Continuing the discussion from Radicle Collaboration Tools:
Creating a new topic for elaboration on matters of commutativity
I guess what it boils down to, at least in my head, is that a git history (a hash-linked DAG) is already a state-based CRDT for most practical purposes: there is always at least one topological order, and using timestamps as a secondary ordering works in non-pathological cases. The “C” in CRDT stands for “convergent”, though, not for “commutative”.
If we do not utilise this “native timestamping”, then the data itself needs to carry as much information as is necessary to yield the desired semantics. Maybe we can get away with simple Lamport clocks, but intuitively this would limit us to only a few primitives. Although that might be enough, idk.
This paper might be relevant: Merkle-CRDTs
The “C” seems to have a lot of different meanings depending on who is writing the paper, here it is “conflict free”,I’ve also seen papers use “commutative” and “convergent”.
I just wanna clarify that what you’re saying is that we could use git’s commit history as the backing method for converging state?
And also to make sure I’m following your thought-process, would comments on an issue be a series of commits? I guess my problem is that I’m unsure of how we’re imagining this data model to look like I might not be reading between the lines enough
And if all of the above is the case are we tying ourselves to a git implementation then or do you think we can make this malleable?
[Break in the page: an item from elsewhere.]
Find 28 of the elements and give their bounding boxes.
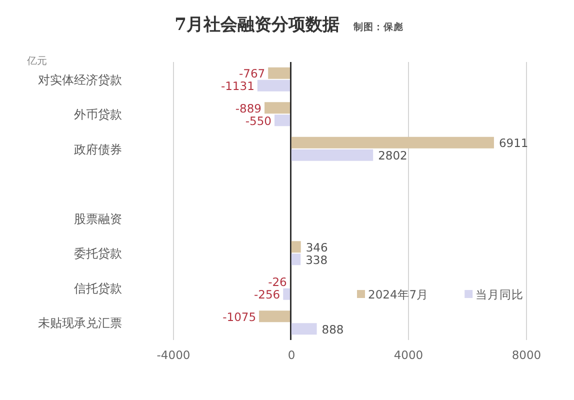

Yes. I think that, if a “comment” is just a blob, every comment should go into its own commit. If it is instead an operation (like in
git-bug), multiple such operations can be batched together in a single commit – the order of the operations within the batch is determined by the data structure that models them, and the order with respect to other people’s comments (on the same issue) is determined by the git history.
Well, yeah, we’re debating essentially if the information necessary to establish ordering should be stored inside the datastructure (that’s usually how CRDTs are described), or externally (ie. by piggybacking on the VCS).
Additionally, @mmassi is challenging that there needs to be any order at all
I don’t think so, but I haven’t tried to generalise beyond what I know about pijul. There, patches have a notion of dependencies, ie. they can reference other patches which need to come first (I’m unsure about the theory behind this, tbh). The way “tags” work in pijul currently is that they are simply empty patches which contain as dependencies all the other patches seen so far.
So, it seems to me that establishing a partial ordering external to the datastructures we want to use could be left as an implementation detail of the underlying VCS.
I have only skimmed the paper @alexgood posted, but it does seem to formalise what I’m handwaving about.